While and after we put the baby to bed, Jesse and I were talking and I noticed I had things to say. A lot of times, he has a lot of ideas to bounce off of me, and that's all they do: bounce. I have trouble reflecting anything of substance or merit back at him. But now, I really seemed to be engaging in the conversation and bringing something of my own to the table. At one point while we were talking later, just before he was ready to go to bed, he had an "Aha!" moment after I explained how my brain was working and why I have some of the problems I'm having. It suddenly clicked with him the similarities between that and his sensory processing disorder. I got glassy-eyed and asked him, "Can you write that down?" I wanted him to explain it and write it down the way I have been writing here. It wasn't that I didn't understand what had clicked, it was that I wanted to lay out his idea and examine it more thoroughly. But since his thoughts aren't in my head, they're in his, I can't just examine the ideas in my head. I don't know what clicked as well as I want to. As we continued talking, it happened again, this time talking about an interaction he had with someone at school, and how his decisions in dealing with others impacted them. Again, I wanted it in writing. I could see so many other ideas I wanted to explore with the story he was telling me, but I felt like writing it down or being able to read it would make it so much easier to make those connections.

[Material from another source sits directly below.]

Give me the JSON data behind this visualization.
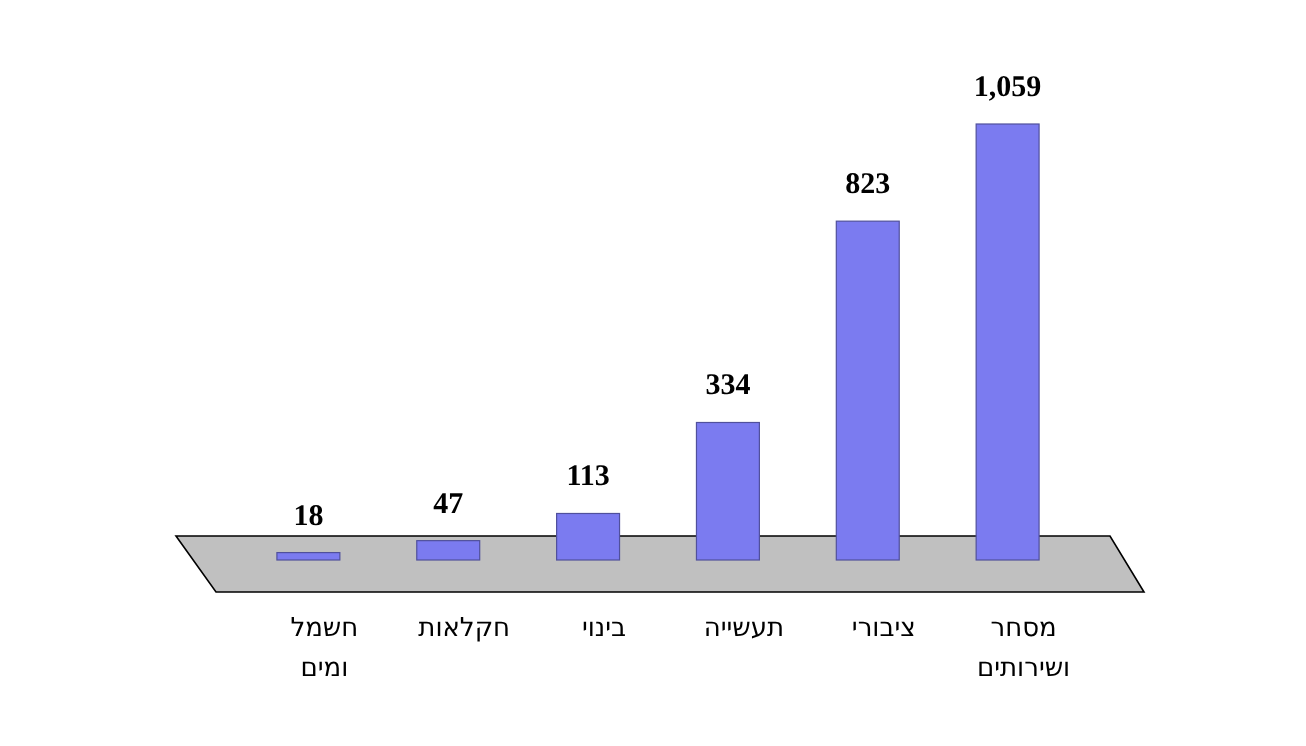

I slept late again. After playing Minecraft and working on a project with friends, I went to bed at about four in the morning. Again, sleep came naturally, and there was no anxiety about going to bed like there normally is. The trouble with sleep isn't always just racing thoughts. I have anxiety directly related to sleeping and all that entails. A lot of times I just feel like if I sleep, I'm going to miss out on things, or that its wasted time. Time, time, time. There are so many things I want to do in life, so many things I want to accomplish and read and learn and make, sleeping just feels like time wasted. It's like a curse, robbing me of so much potential. I'm dreaming away all my opportunities. And so often I get hung up on this. Why sleep? When I could be doing this or that or the other thing. I feel pulled in so many directions, sleep gets lost in the tussle. Now that I'm writing, this particular brand of anxiety has evaporated. It's as if, for all the things I want to do, as long as I'm writing, I feel satiated.

This morning, I woke with a start at the first sound of the baby crying, and sprung out of bed to begin the day. Achievement unlocked.